26 avril 2021
https://www.openedition.org/12554 , info:eu-repo/semantics/openAccess
Sylvie Joye, « Le ravisseur et la femme ravie au haut Moyen Âge », Publications de la Sorbonne, ID : 10.4000/books.psorbonne.72447
Bien souvent, les couples issus d’un rapt ne passent pas devant un tribunal à la fin de l’Antiquité et au haut Moyen Âge en Occident, car un compromis est accepté socialement, alors que la loi y voit toujours quelque chose de répréhensible. C’est dans une Constitution de Constantin que naît le « crime de rapt » proprement dit : alors que jusque-là le rapt débouchait naturellement sur la formation d’un couple par le mariage réparateur, l’introduction d’une nouvelle définition juridique vise justement à empêcher toute reconnaissance d’un couple né du rapt.
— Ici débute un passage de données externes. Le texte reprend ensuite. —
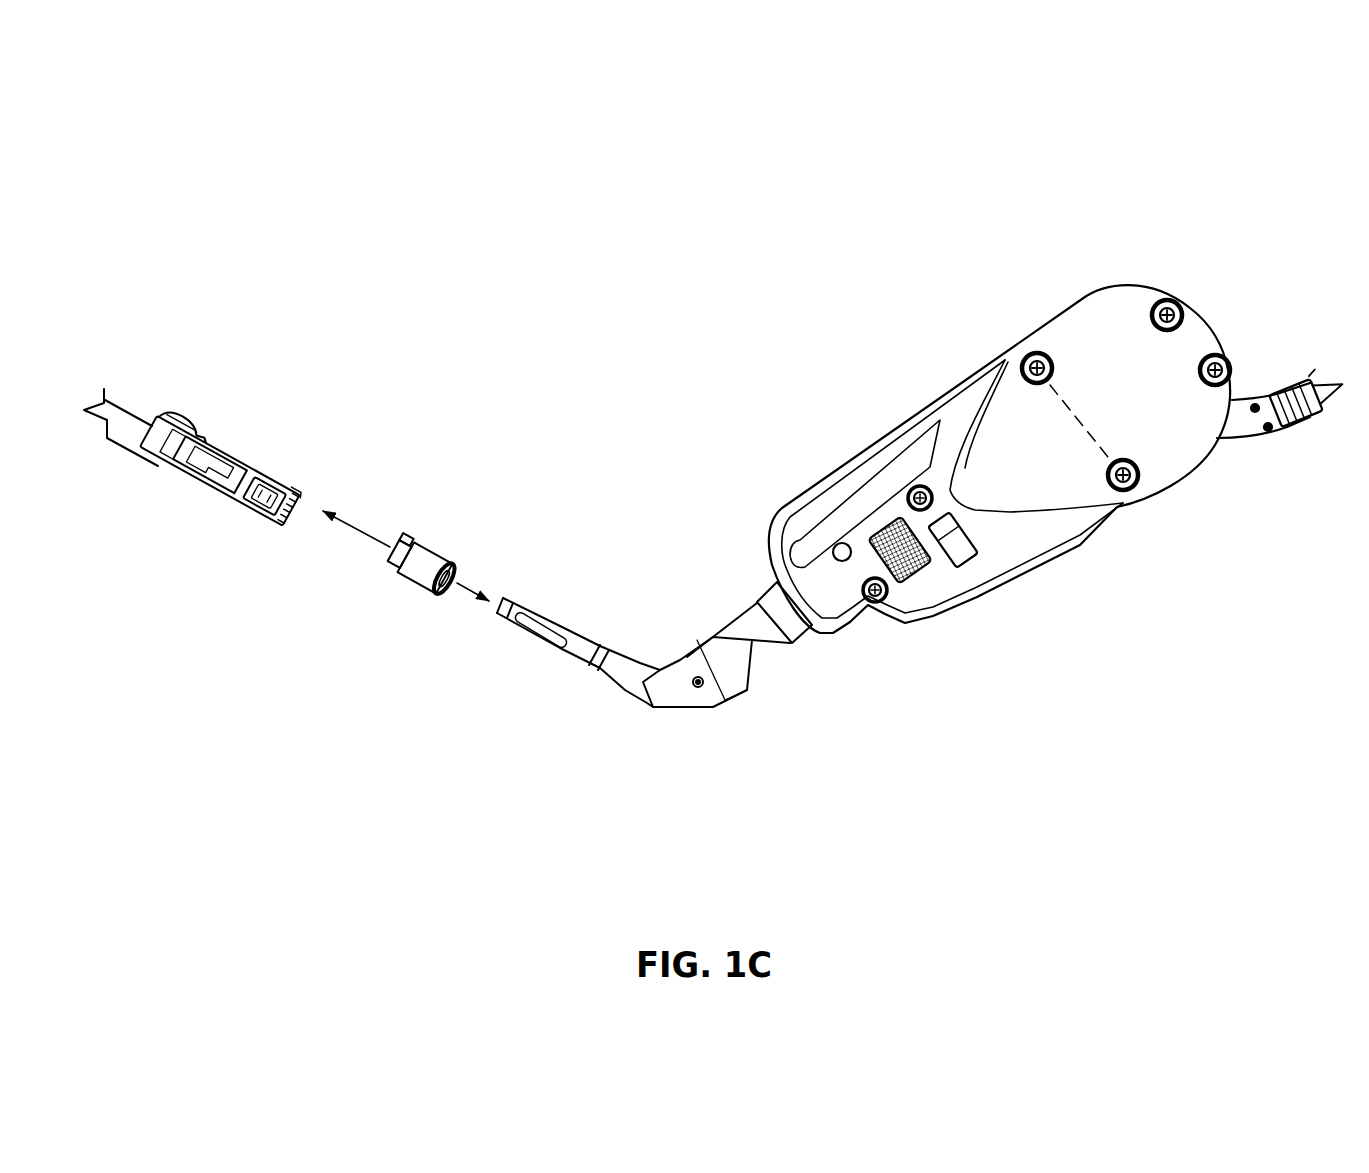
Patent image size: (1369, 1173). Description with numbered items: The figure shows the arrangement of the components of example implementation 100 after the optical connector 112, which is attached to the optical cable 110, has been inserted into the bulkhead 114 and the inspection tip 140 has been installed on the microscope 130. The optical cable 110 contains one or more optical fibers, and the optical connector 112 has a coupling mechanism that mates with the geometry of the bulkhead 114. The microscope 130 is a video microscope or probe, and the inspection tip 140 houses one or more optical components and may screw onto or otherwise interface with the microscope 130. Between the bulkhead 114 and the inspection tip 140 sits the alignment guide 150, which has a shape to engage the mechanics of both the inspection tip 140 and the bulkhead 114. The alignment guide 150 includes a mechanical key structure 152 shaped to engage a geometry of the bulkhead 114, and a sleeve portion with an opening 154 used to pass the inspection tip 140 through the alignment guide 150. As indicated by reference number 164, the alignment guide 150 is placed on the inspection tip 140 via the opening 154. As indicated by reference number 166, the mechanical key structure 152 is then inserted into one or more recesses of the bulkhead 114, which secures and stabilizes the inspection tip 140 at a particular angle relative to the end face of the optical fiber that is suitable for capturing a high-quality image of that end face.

The example implementation 100 is at (156, 95).
The optical cable 110 is at (131, 409).
The optical connector 112 is at (191, 481).
The bulkhead 114 is at (261, 457).
The microscope 130 is at (1215, 561).
The inspection tip 140 is at (888, 694).
The alignment guide 150 is at (416, 589).
The mechanical key structure 152 is at (411, 536).
The opening 154 is at (582, 544).
The placing alignment guide on inspection tip 164 is at (463, 605).
The inserting key structure into bulkhead recess 166 is at (350, 538).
Le déshonneur ressenti par la parentèle de la femme, plus social que sexuel, pousse l’entourage à reconnaître le couple en dissimulant le rapt ou en obtenant que le ravisseur reconnaisse sa faute et fasse amende honorable devant la communauté. Le couple devient alors un couple de plein droit, comme ceux nés d’un mariage conclu selon les règles. Les lois barbares sont d’ailleurs en général assez permissives en ce domaine, tant que le ravisseur et la jeune fille ne sont pas de statut trop dissemblable, ce qui recoupe les préoccupations des parents. L’intérêt des ecclésiastiques, quasi nul à la fin de l’Antiquité, devient primordial à partir du ixe siècle, à propos du mariage et donc du rapt. Mais ceux-ci n’envisagent pas réellement les choses d’une façon différente : même si le couple est fondé sur l’amour ou du moins le consentement partagé (la réalité du consentement de la femme étant bien difficile à déterminer), la législation canonique sur le rapt montre un regain d’intérêt et de rigueur qui n’empêche pas la plupart des couples issus d’un rapt de perdurer : les traces du passage de l’homme (plutôt que du couple) devant un tribunal signent en général l’impossibilité de l’union.